Brusquement, c’est tout un pan d’enfance qui remonte. Cette vache là ressemble en fait étrangement à un dauphin aujourd’hui mystérieusement tombé dans l’oubli : celui du Galak. C’est exactement le même goût. Ce n’est pas n’importe quel chocolat blanc. C’est la réplique exacte du Galak de nos jeunes années, vous dis-je. Et avec lui, ô combien de souvenirs. La saveur des pain-beurre-chocolat au-bon-goût-de-sable-du-bac-à-sable-qui-croustille-sous-la-dent. Les parties de cache-cache dans le parc, les mercredis après-midi club Dorothée (oui, je le confesse), affalée devant la télé, les colères au rayon confiserie pour en avoir justement, du Galak, parce qu'il ne coûte pas le même prix que le chocolat Milka au bon lait des Alpes. Quelques centimes, c'est sûr. Mais c'est le principe.
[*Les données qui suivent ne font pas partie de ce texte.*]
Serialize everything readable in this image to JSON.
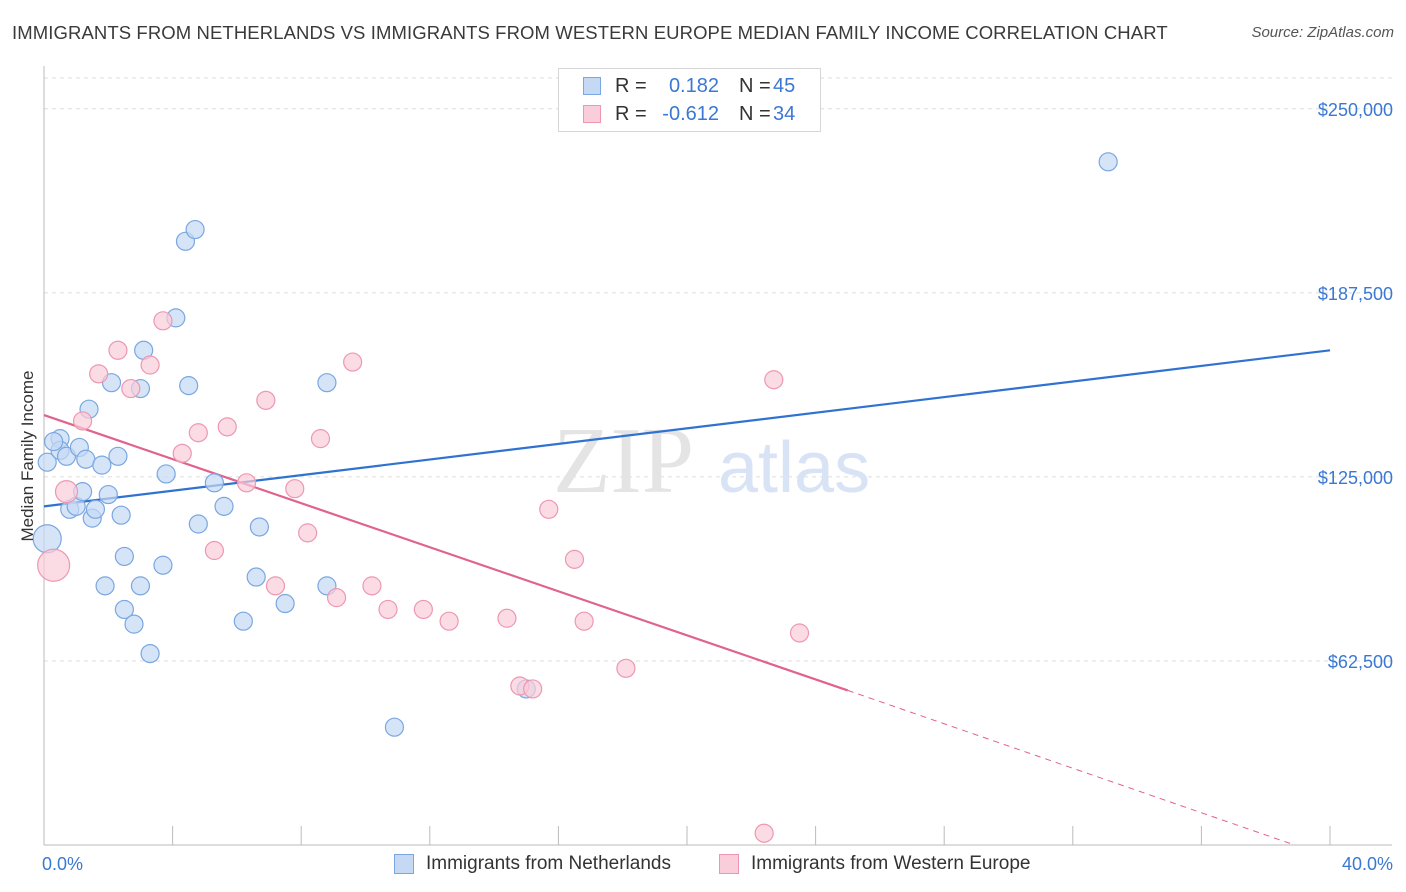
{
  "header": {
    "title": "IMMIGRANTS FROM NETHERLANDS VS IMMIGRANTS FROM WESTERN EUROPE MEDIAN FAMILY INCOME CORRELATION CHART",
    "source": "Source: ZipAtlas.com"
  },
  "legend": {
    "rows": [
      {
        "r_label": "R =",
        "r_value": "0.182",
        "n_label": "N =",
        "n_value": "45"
      },
      {
        "r_label": "R =",
        "r_value": "-0.612",
        "n_label": "N =",
        "n_value": "34"
      }
    ]
  },
  "watermark": {
    "zip": "ZIP",
    "atlas": "atlas"
  },
  "colors": {
    "blue_fill": "#c5d9f5",
    "blue_stroke": "#7aa7e0",
    "blue_line": "#2f72d1",
    "pink_fill": "#f9cdd9",
    "pink_stroke": "#ee97b2",
    "pink_line": "#e0628e",
    "tick_text": "#3a78d4",
    "grid": "#dcdcdc"
  },
  "chart_data": {
    "type": "scatter",
    "xlabel": "",
    "ylabel": "Median Family Income",
    "xlim": [
      0,
      40
    ],
    "ylim": [
      0,
      262500
    ],
    "x_tick_labels": [
      {
        "value": 0,
        "label": "0.0%"
      },
      {
        "value": 40,
        "label": "40.0%"
      }
    ],
    "y_ticks": [
      {
        "value": 62500,
        "label": "$62,500"
      },
      {
        "value": 125000,
        "label": "$125,000"
      },
      {
        "value": 187500,
        "label": "$187,500"
      },
      {
        "value": 250000,
        "label": "$250,000"
      }
    ],
    "grid": true,
    "series": [
      {
        "name": "Immigrants from Netherlands",
        "color_key": "blue",
        "points": [
          [
            0.1,
            104000,
            14
          ],
          [
            0.1,
            130000,
            9
          ],
          [
            0.5,
            138000,
            9
          ],
          [
            0.5,
            134000,
            9
          ],
          [
            0.7,
            132000,
            9
          ],
          [
            0.8,
            114000,
            9
          ],
          [
            1.1,
            135000,
            9
          ],
          [
            1.0,
            115000,
            9
          ],
          [
            1.2,
            120000,
            9
          ],
          [
            1.3,
            131000,
            9
          ],
          [
            1.4,
            148000,
            9
          ],
          [
            1.5,
            111000,
            9
          ],
          [
            1.6,
            114000,
            9
          ],
          [
            1.8,
            129000,
            9
          ],
          [
            1.9,
            88000,
            9
          ],
          [
            2.0,
            119000,
            9
          ],
          [
            2.1,
            157000,
            9
          ],
          [
            2.3,
            132000,
            9
          ],
          [
            2.4,
            112000,
            9
          ],
          [
            2.5,
            98000,
            9
          ],
          [
            2.5,
            80000,
            9
          ],
          [
            2.8,
            75000,
            9
          ],
          [
            3.0,
            155000,
            9
          ],
          [
            3.0,
            88000,
            9
          ],
          [
            3.1,
            168000,
            9
          ],
          [
            3.3,
            65000,
            9
          ],
          [
            3.7,
            95000,
            9
          ],
          [
            3.8,
            126000,
            9
          ],
          [
            4.1,
            179000,
            9
          ],
          [
            4.4,
            205000,
            9
          ],
          [
            4.5,
            156000,
            9
          ],
          [
            4.7,
            209000,
            9
          ],
          [
            4.8,
            109000,
            9
          ],
          [
            5.3,
            123000,
            9
          ],
          [
            5.6,
            115000,
            9
          ],
          [
            6.2,
            76000,
            9
          ],
          [
            6.6,
            91000,
            9
          ],
          [
            6.7,
            108000,
            9
          ],
          [
            7.5,
            82000,
            9
          ],
          [
            8.8,
            157000,
            9
          ],
          [
            8.8,
            88000,
            9
          ],
          [
            10.9,
            40000,
            9
          ],
          [
            15.0,
            53000,
            9
          ],
          [
            33.1,
            232000,
            9
          ],
          [
            0.3,
            137000,
            9
          ]
        ]
      },
      {
        "name": "Immigrants from Western Europe",
        "color_key": "pink",
        "points": [
          [
            0.3,
            95000,
            16
          ],
          [
            0.7,
            120000,
            11
          ],
          [
            1.2,
            144000,
            9
          ],
          [
            1.7,
            160000,
            9
          ],
          [
            2.3,
            168000,
            9
          ],
          [
            2.7,
            155000,
            9
          ],
          [
            3.3,
            163000,
            9
          ],
          [
            3.7,
            178000,
            9
          ],
          [
            4.3,
            133000,
            9
          ],
          [
            4.8,
            140000,
            9
          ],
          [
            5.3,
            100000,
            9
          ],
          [
            5.7,
            142000,
            9
          ],
          [
            6.3,
            123000,
            9
          ],
          [
            6.9,
            151000,
            9
          ],
          [
            7.2,
            88000,
            9
          ],
          [
            7.8,
            121000,
            9
          ],
          [
            8.2,
            106000,
            9
          ],
          [
            8.6,
            138000,
            9
          ],
          [
            9.1,
            84000,
            9
          ],
          [
            9.6,
            164000,
            9
          ],
          [
            10.2,
            88000,
            9
          ],
          [
            10.7,
            80000,
            9
          ],
          [
            11.8,
            80000,
            9
          ],
          [
            12.6,
            76000,
            9
          ],
          [
            14.4,
            77000,
            9
          ],
          [
            14.8,
            54000,
            9
          ],
          [
            15.2,
            53000,
            9
          ],
          [
            15.7,
            114000,
            9
          ],
          [
            16.5,
            97000,
            9
          ],
          [
            16.8,
            76000,
            9
          ],
          [
            18.1,
            60000,
            9
          ],
          [
            22.7,
            158000,
            9
          ],
          [
            23.5,
            72000,
            9
          ],
          [
            22.4,
            4000,
            9
          ]
        ]
      }
    ],
    "trend_lines": [
      {
        "series": "Immigrants from Netherlands",
        "x": [
          0,
          40
        ],
        "y": [
          115000,
          168000
        ],
        "style": "solid"
      },
      {
        "series": "Immigrants from Western Europe",
        "x": [
          0,
          25
        ],
        "y": [
          146000,
          52500
        ],
        "style": "solid"
      },
      {
        "series": "Immigrants from Western Europe",
        "x": [
          25,
          38.9
        ],
        "y": [
          52500,
          0
        ],
        "style": "dashed"
      }
    ]
  }
}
Finalement, il suffit d’un rien, pour se trouver propulser, l’espace de quelques secondes, une quinzaine d’années en arrière. Si l’on m’avait dit à 8 ans que ma Madeleine de Proust je la retrouverais à la tombée de la nuit, Rehov Yirmiyahou, au milieu des taxis israéliens et des hassidiques en toques fourrées…

2 comments:

Andrea said...

Très poétique entrée:-) il y a toujours quelque chose de magique à dénicher au coin d'une journée une Madeleine de Proust...

Constance qui se console dans le Nutella et qui regarde avec nostalgie de vieux épisodes de X Files mais ce sont plus les sensations, les circonstances de mon premier visionnage que le scenar qui me revient en mémoire... comme cet épisode sur des abeilles tueuses regardé un plateau repas sur les genoux par terre, un oreiller contre le dos ou cet épisode oeuillé en alternance avec un devoir de maths et toutes les discussions du jeudi matin avec ma kiné qui regardait aussi et qui m'accueillait par un "cela a dû te mettre de bonne humeur hier"^^

Anonymous said...

Aaaahhh! Le chocolat blanc Galak...
Ton billet a fait ressurgir un paquet de souvenirs zémus. Comme, par exemple la pub télé Galak, dont je me souviens encore, avec Oum le dauphin (héros d'une série de dessins animés), et dans laquelle la tablette de chocolat blanc servait de miroir à Yann et Marina (les amis de Oum) pour envoyer des signaux et chercher de l'aide.
Merci à toi pour ce petit moment de bonheur dans la journée, découvert au détour d'une visite recommandée par Marie Simon...
Je reviendrai très vite lire tes billets.